Director Florian Gallenberger, president of the German Film Academy, has voiced concerns about the country’s future as an internationally competitive production hub.
The filmmaker said the proposed new financial instruments of tax incentive and investment obligation set to be introduced as part of the overall reforms to the German film funding infrastructure from 2025 do not go far enough.
Speaking at the traditional reception given by the CDU and CSU political parties to coincide with the German Film Awards on Sunday May 5, Gallenberger said the current production incentives in Germany, the German Federal Film Fund (DFFF) and the German Motion Picture Fund (GMPF), offer a cash rebate amounting to a maximum of 18% of the production costs spent in Germany.
“This means we are so far behind in an international comparison that we can no longer speak of being a competitor,” he argued.
Gallenberger recalled his recent experience making Perfect Match about the romance between Andre Agassi and Steffi Graf, for Prime Video.
“We shot the film in Rome although it has nothing to do with Italy, but this was where we got between 40% and 45% tax credit,” he said. “The film was only financially viable on this basis, so the €5m from Germany were spent entirely in Italy, with me working with an Italian crew and Italian equipment.”
He admitted the 30% rebate in the tax incentive being proposed by minister Claudia Roth as part of her funding reform package “is certainly better than the 18% we currently have, but I actually think it’s far too little. If you’re going to make a new regulation, you should be at the top of the field and not at the back of the pack.”
He also pointed to the fact Germany’s competitive disadvantage compared to other countries in Europe and further afield meant that “the trend that is already begun to be felt of losing our best people will continue.”
Streamer revenues
Gallenberger also urged the introduction of an investment obligation which would require broadcasters and streamers to invest 20% of the revenues generated in Germany back into European productions.

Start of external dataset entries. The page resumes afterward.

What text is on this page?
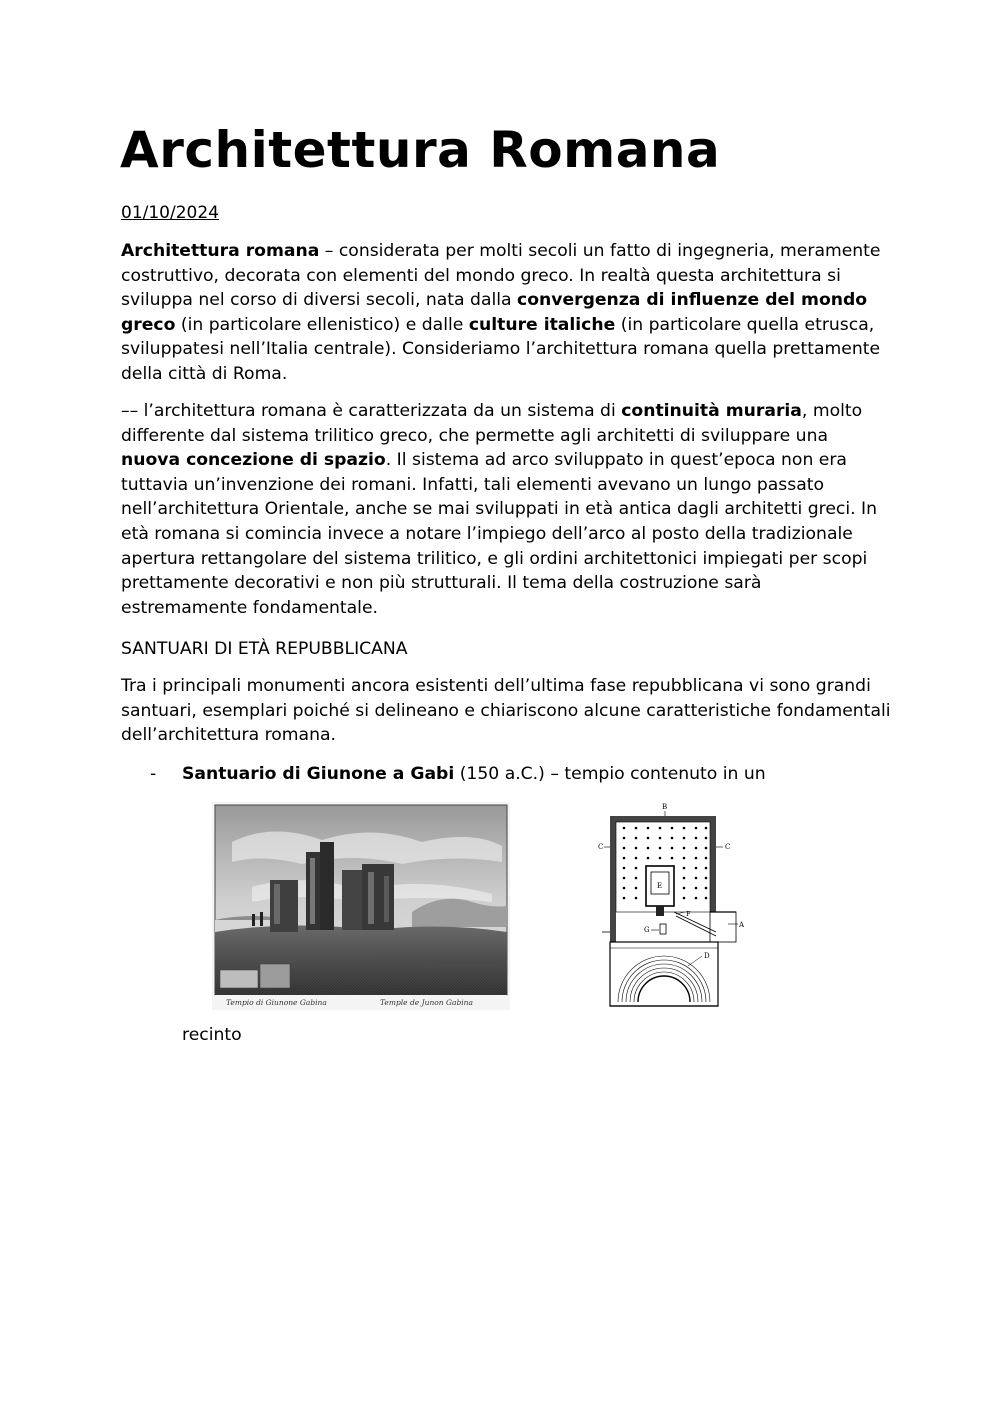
Architettura Romana
01/10/2024

Architettura romana – considerata per molti secoli un fatto di ingegneria, meramente costruttivo, decorata con elementi del mondo greco. In realtà questa architettura si sviluppa nel corso di diversi secoli, nata dalla convergenza di influenze del mondo greco (in particolare ellenistico) e dalle culture italiche (in particolare quella etrusca, sviluppatesi nell’Italia centrale). Consideriamo l’architettura romana quella prettamente della città di Roma.

–– l’architettura romana è caratterizzata da un sistema di continuità muraria, molto differente dal sistema trilitico greco, che permette agli architetti di sviluppare una nuova concezione di spazio. Il sistema ad arco sviluppato in quest’epoca non era tuttavia un’invenzione dei romani. Infatti, tali elementi avevano un lungo passato nell’architettura Orientale, anche se mai sviluppati in età antica dagli architetti greci. In età romana si comincia invece a notare l’impiego dell’arco al posto della tradizionale apertura rettangolare del sistema trilitico, e gli ordini architettonici impiegati per scopi prettamente decorativi e non più strutturali. Il tema della costruzione sarà estremamente fondamentale.

SANTUARI DI ETÀ REPUBBLICANA

Tra i principali monumenti ancora esistenti dell’ultima fase repubblicana vi sono grandi santuari, esemplari poiché si delineano e chiariscono alcune caratteristiche fondamentali dell’architettura romana.

- Santuario di Giunone a Gabi (150 a.C.) – tempio contenuto in un
Tempio di Giunone Gabina	Temple de Junon Gabina
B
E
C	C
F
A
G
D
recinto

“We can’t simply leave it up to the whim or the arbitrariness of those responsible as to whether films are produced at all in German,” he suggested. “Without such an investment obligation it would be possible for streaming services to decide from one day to the next at the behest of their corporate headquarters not to make any more local productions and this although they are generating hundreds of millions in Germany.
“In order to be able to continue to survive we need both the incentive model and the investment obligation. They belong together and can’t be separated,” Gallenberger told the assembled audience of film industry professionals and politicians.

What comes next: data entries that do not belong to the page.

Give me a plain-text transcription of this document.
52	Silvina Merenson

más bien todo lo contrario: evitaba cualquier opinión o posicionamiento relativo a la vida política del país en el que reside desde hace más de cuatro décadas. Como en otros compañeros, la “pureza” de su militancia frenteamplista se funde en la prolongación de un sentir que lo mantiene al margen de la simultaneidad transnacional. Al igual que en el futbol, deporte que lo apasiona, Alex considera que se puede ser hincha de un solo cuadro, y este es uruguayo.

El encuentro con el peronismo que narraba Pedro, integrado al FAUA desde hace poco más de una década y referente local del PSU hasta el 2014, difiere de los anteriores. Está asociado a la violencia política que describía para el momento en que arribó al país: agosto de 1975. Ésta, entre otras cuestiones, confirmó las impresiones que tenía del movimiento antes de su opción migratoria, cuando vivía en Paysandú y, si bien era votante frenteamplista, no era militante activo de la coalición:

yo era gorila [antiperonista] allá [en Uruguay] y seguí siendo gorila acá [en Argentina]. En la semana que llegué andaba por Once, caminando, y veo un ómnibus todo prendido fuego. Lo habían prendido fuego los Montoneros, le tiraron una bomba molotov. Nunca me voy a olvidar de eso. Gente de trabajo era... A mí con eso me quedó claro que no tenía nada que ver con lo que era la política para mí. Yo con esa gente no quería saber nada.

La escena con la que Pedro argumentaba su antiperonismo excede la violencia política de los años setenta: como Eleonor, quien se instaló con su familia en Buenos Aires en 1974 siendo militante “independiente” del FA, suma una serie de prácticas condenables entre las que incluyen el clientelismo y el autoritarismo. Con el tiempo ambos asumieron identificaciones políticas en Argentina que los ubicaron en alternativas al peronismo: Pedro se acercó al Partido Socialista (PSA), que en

“We need them next year otherwise it will look bleak in the German film industry,” he predicted.
“The investment can have an economic effect, create jobs, secure the future of production companies and the whole sector of audiovisual production,” Gallenberger said, concluding these two instruments would also represent “a cultural investment as it guarantees that outstanding German films will also continue to be made in the future for the German public.
“At the end of the day, it is also an investment in the image of Germany.”